The repo rate - the interest rate at which the RBI lends funds to banks - is currently 6%.
SBI has linked savings bank deposits with balances of more than Rs 1 lakh to the repo rate.
This will replace the previous practice of linking these deposits to the Marginal Cost of Funds based Lending Rate (MCLR), an internal benchmark.
Marginal Cost of Funds based Lending Rate (MCLR) is the minimum interest rate, below which a bank is not permitted to lend, though RBI can give authorization for the same in exceptional cases.

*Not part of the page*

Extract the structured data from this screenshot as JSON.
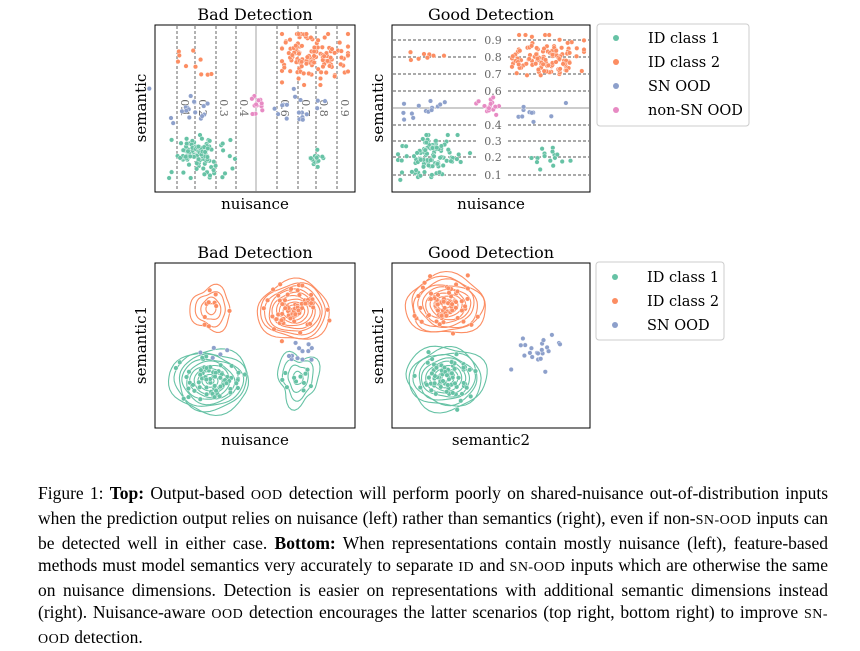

It depends on factors such as fixed deposit rates, source of funds and savings rate.
Advantage of external benchmark linking: It is expected that the new system of external benchmark will bring in more transparency in fixing interest rates, and help in faster transmission of rates.
In its December 2018 monetary policy meet, the RBI had proposed the benchmarking/ linking of fresh floating-rate on retail loans and loans to micro and small enterprises to an external benchmark like repo rate or Treasury Bill rate, from April 1, 2019.
Treasury Bill is a short term (up to 1 year) debt issuance from the Government of India. These instruments are issued at a discount and redeemed at the face value on maturity, which provides the interest rate return on the security.
However, on April 4, the RBI announced that it has put on hold its proposal to link interest rates on deposits and short-term loans to an external benchmark like the repo rate or Treasury Bill following the opposition from other banks.